Risks of rethinking social work through the ethics of care
The ‘dark side’ of care
However, despite the ‘opportunities’ described above, it is probably not a coincidence that the notion of care has received little recent attention in social work. As the quotation from Healy (2000) in our introduction illustrated, the critical social work literature comes close to identifying care with oppression, or at least as patronising, paternalist, and marginalising. Historically care has been associated with ‘the welfare’, being ‘looked after’, or ‘protected’, with service users positioned as dependent recipients. Care is also associated with charity for which those on the receiving end should be grateful. More recently, service user activism and social work discourses have emphasised the importance of user involvement, partnership, participation, rights, and, perhaps most significantly, empowerment (Thompson and Thompson, 2001). The contemporary use of the term ‘service user’ as opposed to ‘client’ symbolises this change in emphasis. From this perspective, ‘care’ is associated with a past that social work is trying to ‘modernise’. To suggest that social work should look afresh at ideas about care, even in the context of debates about the ethics of care, could be seen as at best naïve and at worst dangerous. Not only might it have the unintended consequence of reinforcing the existing prejudices and problems arising from the cultural and political devaluation of the feminine in a context where caring work is female dominated, but it may deflect attention from what service user movements say they want (see, for example, Beresford and Holden 2000; Beresford and Croft 2001).

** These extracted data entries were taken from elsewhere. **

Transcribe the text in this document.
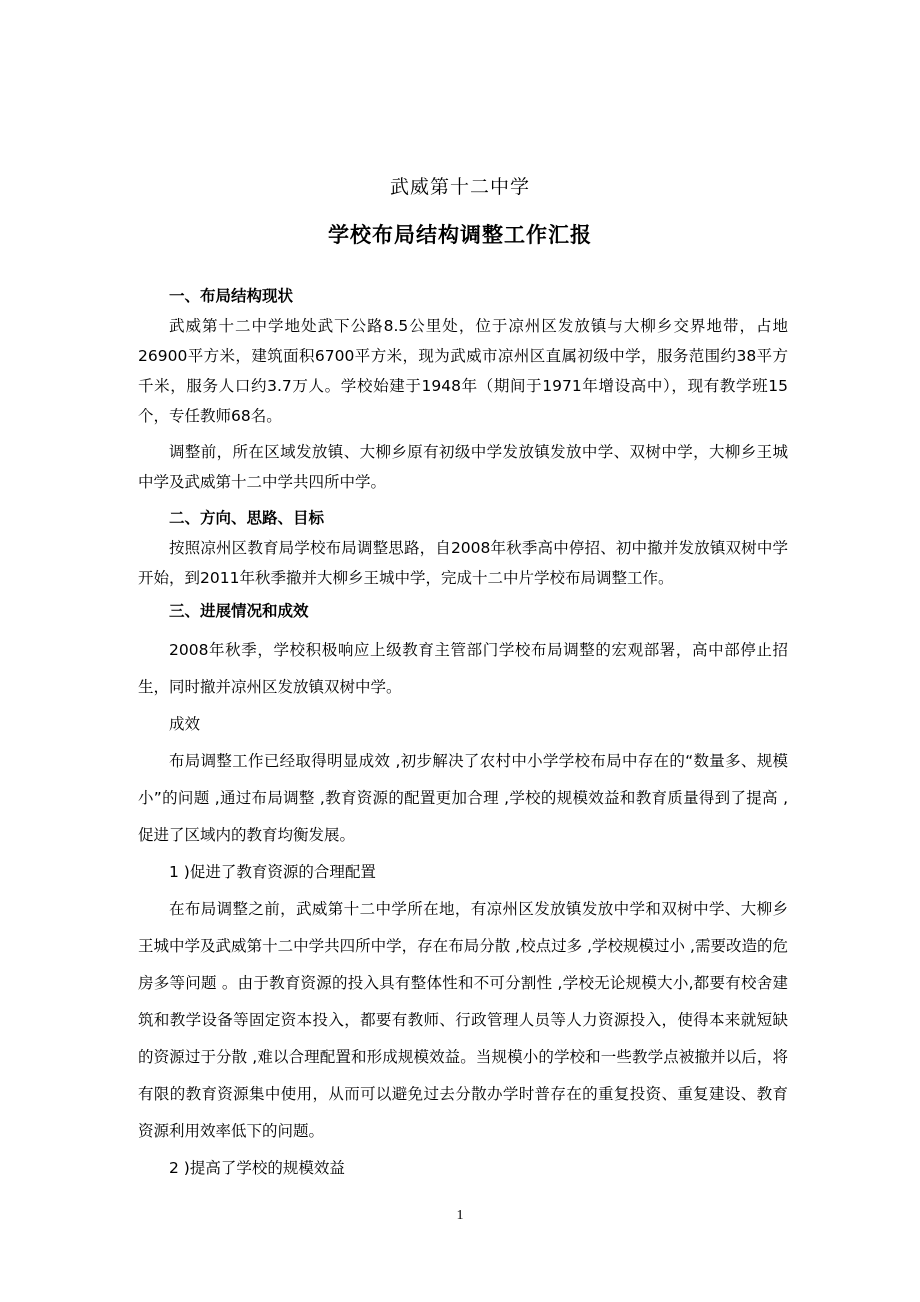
武威第十二中学
学校布局结构调整工作汇报
一、布局结构现状

武威第十二中学地处武下公路8.5公里处，位于凉州区发放镇与大柳乡交界地带，占地26900平方米，建筑面积6700平方米，现为武威市凉州区直属初级中学，服务范围约38平方千米，服务人口约3.7万人。学校始建于1948年（期间于1971年增设高中），现有教学班15个，专任教师68名。

调整前，所在区域发放镇、大柳乡原有初级中学发放镇发放中学、双树中学，大柳乡王城中学及武威第十二中学共四所中学。

二、方向、思路、目标

按照凉州区教育局学校布局调整思路，自2008年秋季高中停招、初中撤并发放镇双树中学开始，到2011年秋季撤并大柳乡王城中学，完成十二中片学校布局调整工作。

三、进展情况和成效

2008年秋季，学校积极响应上级教育主管部门学校布局调整的宏观部署，高中部停止招生，同时撤并凉州区发放镇双树中学。

成效

布局调整工作已经取得明显成效 ,初步解决了农村中小学学校布局中存在的“数量多、规模小”的问题 ,通过布局调整 ,教育资源的配置更加合理 ,学校的规模效益和教育质量得到了提高 ,促进了区域内的教育均衡发展。

1 )促进了教育资源的合理配置

在布局调整之前，武威第十二中学所在地，有凉州区发放镇发放中学和双树中学、大柳乡王城中学及武威第十二中学共四所中学，存在布局分散 ,校点过多 ,学校规模过小 ,需要改造的危房多等问题 。由于教育资源的投入具有整体性和不可分割性 ,学校无论规模大小,都要有校舍建筑和教学设备等固定资本投入，都要有教师、行政管理人员等人力资源投入，使得本来就短缺的资源过于分散 ,难以合理配置和形成规模效益。当规模小的学校和一些教学点被撤并以后，将有限的教育资源集中使用，从而可以避免过去分散办学时普存在的重复投资、重复建设、教育资源利用效率低下的问题。

2 )提高了学校的规模效益

1
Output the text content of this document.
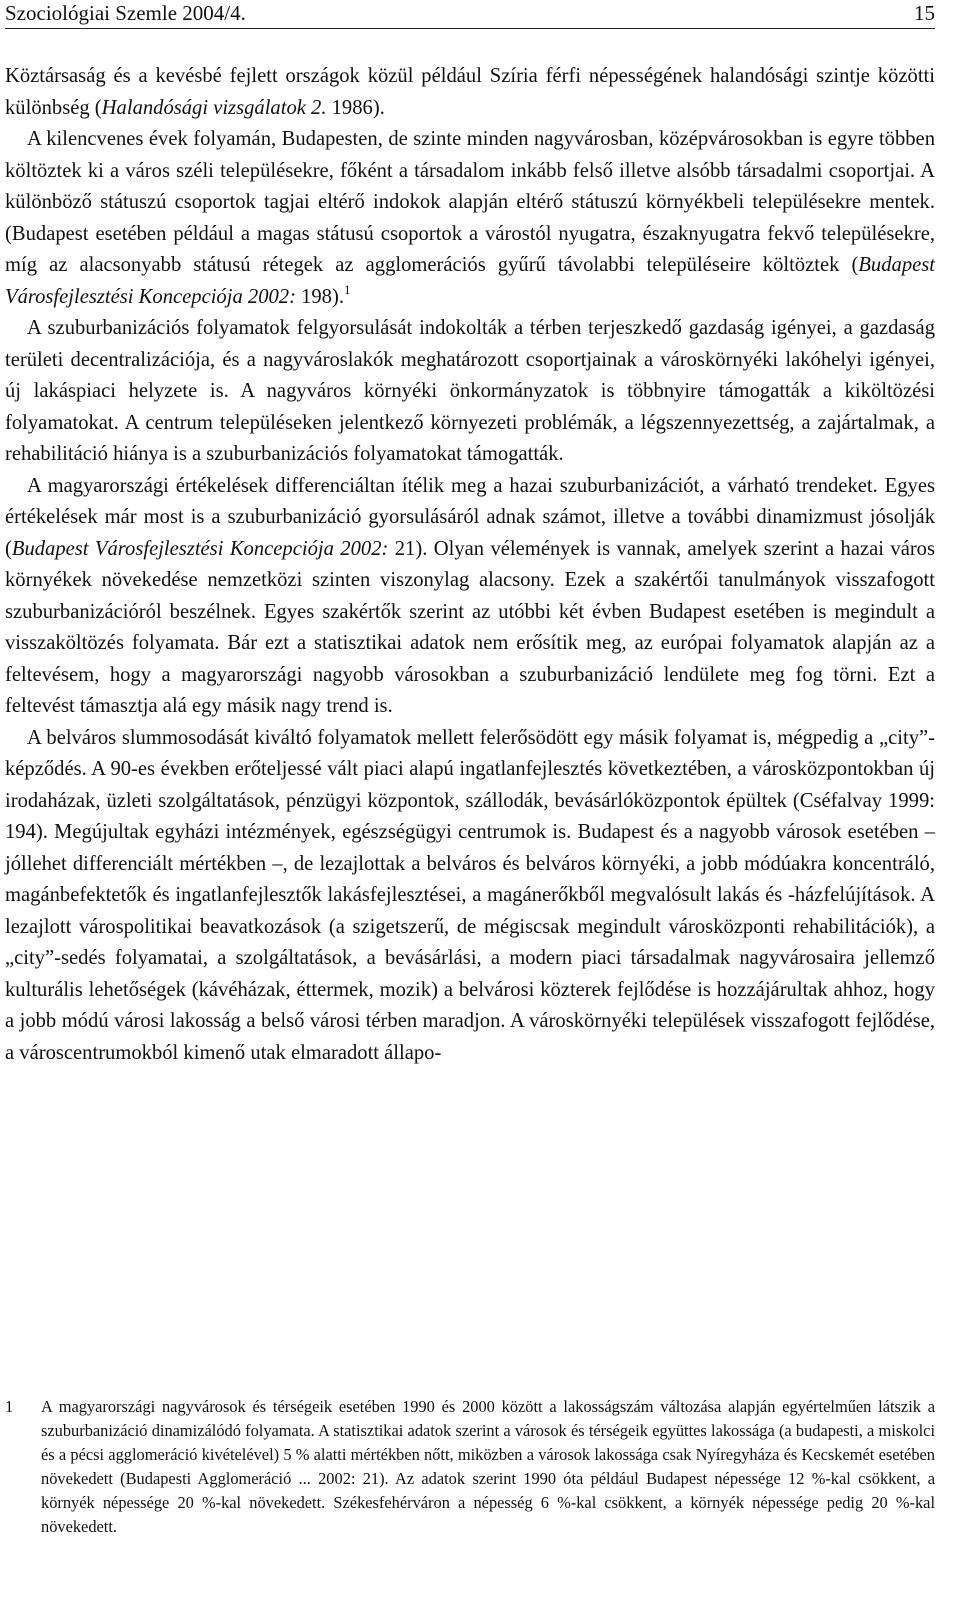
Szociológiai Szemle 2004/4.	15

Köztársaság és a kevésbé fejlett országok közül például Szíria férfi népességének halandósági szintje közötti különbség (Halandósági vizsgálatok 2. 1986).

A kilencvenes évek folyamán, Budapesten, de szinte minden nagyvárosban, középvárosokban is egyre többen költöztek ki a város széli településekre, főként a társadalom inkább felső illetve alsóbb társadalmi csoportjai. A különböző státuszú csoportok tagjai eltérő indokok alapján eltérő státuszú környékbeli településekre mentek. (Budapest esetében például a magas státusú csoportok a várostól nyugatra, északnyugatra fekvő településekre, míg az alacsonyabb státusú rétegek az agglomerációs gyűrű távolabbi településeire költöztek (Budapest Városfejlesztési Koncepciója 2002: 198).$^1$

A szuburbanizációs folyamatok felgyorsulását indokolták a térben terjeszkedő gazdaság igényei, a gazdaság területi decentralizációja, és a nagyvároslakók meghatározott csoportjainak a városkörnyéki lakóhelyi igényei, új lakáspiaci helyzete is. A nagyváros környéki önkormányzatok is többnyire támogatták a kiköltözési folyamatokat. A centrum településeken jelentkező környezeti problémák, a légszennyezettség, a zajártalmak, a rehabilitáció hiánya is a szuburbanizációs folyamatokat támogatták.

A magyarországi értékelések differenciáltan ítélik meg a hazai szuburbanizációt, a várható trendeket. Egyes értékelések már most is a szuburbanizáció gyorsulásáról adnak számot, illetve a további dinamizmust jósolják (Budapest Városfejlesztési Koncepciója 2002: 21). Olyan vélemények is vannak, amelyek szerint a hazai város környékek növekedése nemzetközi szinten viszonylag alacsony. Ezek a szakértői tanulmányok visszafogott szuburbanizációról beszélnek. Egyes szakértők szerint az utóbbi két évben Budapest esetében is megindult a visszaköltözés folyamata. Bár ezt a statisztikai adatok nem erősítik meg, az európai folyamatok alapján az a feltevésem, hogy a magyarországi nagyobb városokban a szuburbanizáció lendülete meg fog törni. Ezt a feltevést támasztja alá egy másik nagy trend is.

A belváros slummosodását kiváltó folyamatok mellett felerősödött egy másik folyamat is, mégpedig a „city”-képződés. A 90-es években erőteljessé vált piaci alapú ingatlanfejlesztés következtében, a városközpontokban új irodaházak, üzleti szolgáltatások, pénzügyi központok, szállodák, bevásárlóközpontok épültek (Cséfalvay 1999: 194). Megújultak egyházi intézmények, egészségügyi centrumok is. Budapest és a nagyobb városok esetében – jóllehet differenciált mértékben –, de lezajlottak a belváros és belváros környéki, a jobb módúakra koncentráló, magánbefektetők és ingatlanfejlesztők lakásfejlesztései, a magánerőkből megvalósult lakás és -házfelújítások. A lezajlott várospolitikai beavatkozások (a szigetszerű, de mégiscsak megindult városközponti rehabilitációk), a „city”-sedés folyamatai, a szolgáltatások, a bevásárlási, a modern piaci társadalmak nagyvárosaira jellemző kulturális lehetőségek (kávéházak, éttermek, mozik) a belvárosi közterek fejlődése is hozzájárultak ahhoz, hogy a jobb módú városi lakosság a belső városi térben maradjon. A városkörnyéki települések visszafogott fejlődése, a városcentrumokból kimenő utak elmaradott állapo-

1 A magyarországi nagyvárosok és térségeik esetében 1990 és 2000 között a lakosságszám változása alapján egyértelműen látszik a szuburbanizáció dinamizálódó folyamata. A statisztikai adatok szerint a városok és térségeik együttes lakossága (a budapesti, a miskolci és a pécsi agglomeráció kivételével) 5 % alatti mértékben nőtt, miközben a városok lakossága csak Nyíregyháza és Kecskemét esetében növekedett (Budapesti Agglomeráció ... 2002: 21). Az adatok szerint 1990 óta például Budapest népessége 12 %-kal csökkent, a környék népessége 20 %-kal növekedett. Székesfehérváron a népesség 6 %-kal csökkent, a környék népessége pedig 20 %-kal növekedett.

Focussing on the disability movement, Fiona Williams (2001) has recently explored some challenging critiques of the ethics of care that focus on the risks from a service user perspective of conceptualising service interactions as care. First, she notes that rejecting care, other theorists argue for alternative concepts such as empowerment (particularly where it emphasises choice and control)and support. Second, Williams points out that while the ethics of care emphasises interdependence and the relational, ‘disabled people have argued for the strategic centrality of independence, tying it to the practical demand for independent living in which autonomy and control over one’s life are key’ (2001, 479, emphasis added). Third, she considers the argument that to propose that the mutuality and closeness of family life become the paradigm in social life fails to grasp how the power inherent in extra-familial care relationships is not attenuated by the tenderness of intimacy. From this perspective, the ethics of care deflects from the paradigm of equality, and it is equality, not care, ‘that can both contain the demands for civil rights for disabled people, as well as connect to the struggles of other marginalised groups’ (Williams 2001, 479).
These criticisms respond to what Tronto identifies as the ‘dark side’ of care. However, we agree with Williams (2001) that service user critiques of the ethics of care share more common ground with the views they seem to oppose than may first appear, particularly when the diversity of positions within the ethics of care debate is taken into account. Moreover, Williams identifies a problem with some disability movement theory, which, she argues, overestimates the extent to which relationships are fixedly structured around domination (by carers) and subordination (of the cared for). As proponents of the ethics of care suggest, ‘we can in practice be carers or cared-for in different situations and do not always occupy one single position in this binary’ (Williams 2001, 480). Further, both the ethics of care approach, as elaborated by Tronto and Sevenhuijsen, and the empowerment approach, as elaborated by writers like Beresford, operate within an equality paradigm (Williams 2001, 480). As we have argued, in their ‘politicised’ version, both Tronto and Sevenhuijsen stress the importance of the principles of equality and justice in the development and application of the ethics of care. Care is not simply a micro-moral issue but is necessarily political and is intimately related to wider structural issues concerned with class, gender, ability, and race.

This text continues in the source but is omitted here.